Glossary

 

Term Definition
Asset Anything having commercial or exchange value that is owned by a business, institution or individual
Bonds A loan in the form of a security, usually issued by a government or company, which normally pays a fixed rate of interest over a given time period, at the end of which the initial amount borrowed is repaid.
Corporate bonds
Fixed income securities issued by a company. They are also known as bonds and can offer higher interest payments than bonds issued by governments as they are often considered more risky.
Credit The borrowing capacity of an individual, company or government. More narrowly, the term is often used as a synonym for fixed income securities issued by companies.
Duration A measure of the sensitivity of a fixed income security, also called a bond, or bond fund to changes in interest rates. The longer a bond or bond fund’s duration, the more sensitive it is to interest rate movements.
Fixed interest (fixed income) security
A loan in the form of a security, usually issued by by a government or company, which normally pays a fixed rate of interest over a given time period, at the end of which the initial amount borrowed is repaid.
Government bonds
Fixed income securities issued by governments, that normally pay a fixed rate of interest over a given time period, at the end of which the initial investment is repaid.

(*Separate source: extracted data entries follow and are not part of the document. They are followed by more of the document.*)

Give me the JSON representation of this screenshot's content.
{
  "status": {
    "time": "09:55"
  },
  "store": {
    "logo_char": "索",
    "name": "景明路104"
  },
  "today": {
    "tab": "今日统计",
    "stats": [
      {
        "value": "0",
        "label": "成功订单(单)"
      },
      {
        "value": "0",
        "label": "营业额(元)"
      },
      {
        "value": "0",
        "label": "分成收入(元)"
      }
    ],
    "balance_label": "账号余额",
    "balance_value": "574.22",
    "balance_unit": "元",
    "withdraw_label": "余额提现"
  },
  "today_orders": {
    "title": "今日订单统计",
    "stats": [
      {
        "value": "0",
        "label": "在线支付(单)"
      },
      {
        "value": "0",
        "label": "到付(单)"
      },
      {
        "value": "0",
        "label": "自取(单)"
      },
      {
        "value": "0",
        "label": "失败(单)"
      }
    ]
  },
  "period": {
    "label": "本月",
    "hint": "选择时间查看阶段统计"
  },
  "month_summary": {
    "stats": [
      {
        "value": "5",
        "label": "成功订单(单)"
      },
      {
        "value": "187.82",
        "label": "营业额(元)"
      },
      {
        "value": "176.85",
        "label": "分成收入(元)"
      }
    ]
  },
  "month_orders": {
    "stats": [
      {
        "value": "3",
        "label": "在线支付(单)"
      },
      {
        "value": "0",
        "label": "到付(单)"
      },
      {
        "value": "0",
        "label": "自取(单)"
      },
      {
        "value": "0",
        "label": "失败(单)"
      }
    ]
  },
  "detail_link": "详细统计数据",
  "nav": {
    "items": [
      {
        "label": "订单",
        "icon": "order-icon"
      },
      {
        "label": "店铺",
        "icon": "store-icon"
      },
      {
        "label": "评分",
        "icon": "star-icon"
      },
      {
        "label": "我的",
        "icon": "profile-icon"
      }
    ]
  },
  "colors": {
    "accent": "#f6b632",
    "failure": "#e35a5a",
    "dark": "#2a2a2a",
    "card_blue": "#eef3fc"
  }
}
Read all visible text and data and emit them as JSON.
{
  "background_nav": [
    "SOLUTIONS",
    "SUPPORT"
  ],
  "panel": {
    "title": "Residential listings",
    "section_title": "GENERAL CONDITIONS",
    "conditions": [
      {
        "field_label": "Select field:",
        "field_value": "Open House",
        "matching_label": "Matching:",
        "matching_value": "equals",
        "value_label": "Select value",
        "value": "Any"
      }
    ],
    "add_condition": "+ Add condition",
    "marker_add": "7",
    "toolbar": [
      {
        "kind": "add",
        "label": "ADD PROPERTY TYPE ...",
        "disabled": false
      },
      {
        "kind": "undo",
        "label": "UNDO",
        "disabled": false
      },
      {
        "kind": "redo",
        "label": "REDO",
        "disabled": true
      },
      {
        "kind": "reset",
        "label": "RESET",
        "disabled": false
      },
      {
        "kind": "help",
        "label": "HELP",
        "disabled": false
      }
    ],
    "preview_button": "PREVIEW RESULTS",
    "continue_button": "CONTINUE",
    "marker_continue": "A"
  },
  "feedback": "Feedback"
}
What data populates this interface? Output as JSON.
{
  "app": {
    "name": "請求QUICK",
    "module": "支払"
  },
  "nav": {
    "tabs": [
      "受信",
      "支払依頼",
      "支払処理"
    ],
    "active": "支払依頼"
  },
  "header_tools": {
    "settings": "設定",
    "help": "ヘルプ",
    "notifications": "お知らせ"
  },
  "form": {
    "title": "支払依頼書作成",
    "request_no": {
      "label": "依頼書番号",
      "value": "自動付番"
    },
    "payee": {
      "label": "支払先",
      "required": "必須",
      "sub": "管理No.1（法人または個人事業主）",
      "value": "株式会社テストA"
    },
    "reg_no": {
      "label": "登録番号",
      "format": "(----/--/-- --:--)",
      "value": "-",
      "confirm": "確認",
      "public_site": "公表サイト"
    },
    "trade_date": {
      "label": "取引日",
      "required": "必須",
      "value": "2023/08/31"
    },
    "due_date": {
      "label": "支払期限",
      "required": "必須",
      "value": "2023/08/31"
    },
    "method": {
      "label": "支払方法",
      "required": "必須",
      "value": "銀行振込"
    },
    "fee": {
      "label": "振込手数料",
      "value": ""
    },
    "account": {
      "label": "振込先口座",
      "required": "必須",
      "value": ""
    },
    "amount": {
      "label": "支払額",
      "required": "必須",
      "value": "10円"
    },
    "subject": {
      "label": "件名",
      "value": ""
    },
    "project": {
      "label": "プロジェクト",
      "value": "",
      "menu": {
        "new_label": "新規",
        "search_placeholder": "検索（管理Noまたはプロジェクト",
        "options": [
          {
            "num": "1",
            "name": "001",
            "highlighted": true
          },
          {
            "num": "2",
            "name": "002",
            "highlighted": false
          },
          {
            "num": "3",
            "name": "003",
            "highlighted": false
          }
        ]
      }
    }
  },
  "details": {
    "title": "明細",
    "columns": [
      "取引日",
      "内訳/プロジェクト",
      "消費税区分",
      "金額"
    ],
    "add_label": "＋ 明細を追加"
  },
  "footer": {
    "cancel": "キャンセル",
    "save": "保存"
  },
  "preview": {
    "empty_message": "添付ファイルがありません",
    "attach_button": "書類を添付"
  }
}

High yield (corporate) bonds
Fixed income securities issued by companies with a low credit rating from a recognised credit rating agency. They are considered to be at higher risk of default than better quality, ie higher-rated fixed income securities but have the potential for higher rewards. Default means that a company or government is unable to meet interest payments or repay the initial investment amount at the end of security's life.
Investment grade (bonds)
Fixed income securities issued by a company with a medium or high credit rating from a recognised credit rating agency. They are considered to be at lower risk from default than those issued by companies with lower credit ratings. Default means that a company or government is unable to meet interest payments or repay the initial investment amount at the end of a security's life.
Sovereign debt Debt of a government.
Volatility
The degree to which a given security, fund, or index rapidly changes. It is calculated as the degree of deviation from the norm for that type of investment over a given time period. The higher the volatility, the riskier the security tends to be.
Yields (bonds)
This refers to the interest received from a fixed income security and is usually expressed annually as a percentage based on the investment’s cost, its current market value or its face value.